Ted Polhemus's magnus opus is an analyse and catalog of all the major western (and the occasional eastern) youth movements across the 20th century. Nominally focused on what people were wearing and doing it is an invaluable collection of brief histories of the varying Youth Tribes (his term) and how they interconnect together, giving a brief overview and history of each scene whilst focusing on their core concepts and intended statements.

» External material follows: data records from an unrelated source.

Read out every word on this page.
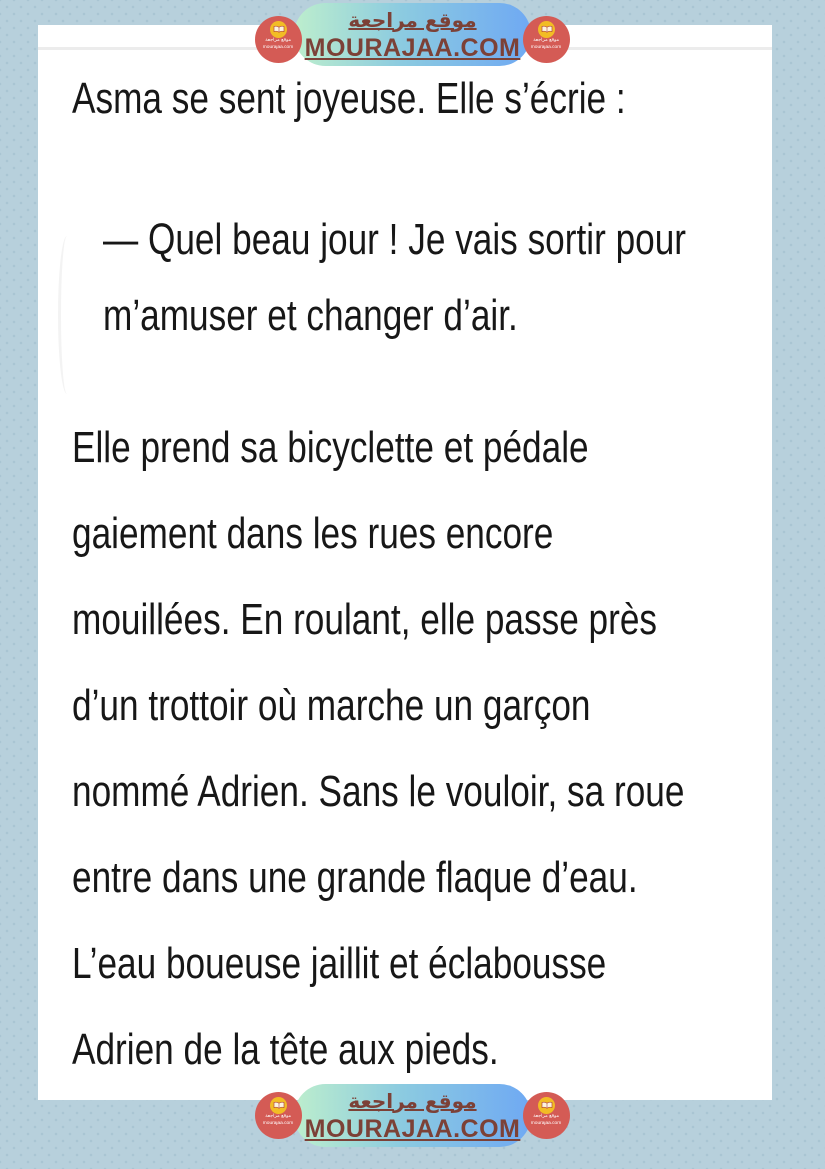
موقع مراجعة
mourajaa.com
موقع مراجعة
MOURAJAA.COM موقع مراجعة
mourajaa.com
Asma se sent joyeuse. Elle s’écrie :
— Quel beau jour ! Je vais sortir pour
m’amuser et changer d’air.
Elle prend sa bicyclette et pédale
gaiement dans les rues encore
mouillées. En roulant, elle passe près
d’un trottoir où marche un garçon
nommé Adrien. Sans le vouloir, sa roue
entre dans une grande flaque d’eau.
L’eau boueuse jaillit et éclabousse
Adrien de la tête aux pieds.
موقع مراجعة
mourajaa.com
موقع مراجعة
MOURAJAA.COM موقع مراجعة
mourajaa.com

The work goes through the birth of the Style movements at the start of the 20th century (where people were trying to stake a claim for who they were through what they wore, instead of identifying status or station), the birth of the Teenager as a social concept, the myriad of 60's, 70's, 80's and 90's movements and their tension (internally and externally) between "Dressing Up" and "Dressing Down", through to the "Gathering Of The Tribes" in the late 90s, and the "Supermarket of Style" and the dissolution of the Youth Tribes that has emerged in the aftermath of social, economic and technological upheaval of the 2010's. Whilst each section is brief they are all vividly presented so that you are clear what is being discussed, and the definitions offered are sufficiently broad and identified that the core concept is indisputable. There are also extensive 'further reading' sections for those who wish to find out more, and a willful admission that not every nuance has been addressed that should put community insiders at ease that these are broad brushstrokes of ideas rather than reductive statements. There is also a happy sense that all scenes are somewhat nebulous and impossible to define with accuracy.
I would strongly recommend this book to anyone that has an interest in popular musical movements or in street/consumer driven youth fashions. As a starting point for defining the genres it is a invaluable tool, and on a less anthropological level the "Gathering Of The Tribes" and "Supermarket of Style" concepts are fantastic explanations as to just what the hell happened in youth culture over the last 20 years (giving answers to the questions first proposed by John Robb). It's also just a great read, giving a historical insight into youth movements that shows a reverence that is often lacking in a general, rather than genre specific, review or study and an amazing history of the fashions and the reasons behind the fashions of everything that has come before and, in the post-modern recycle machine, will invariably come again.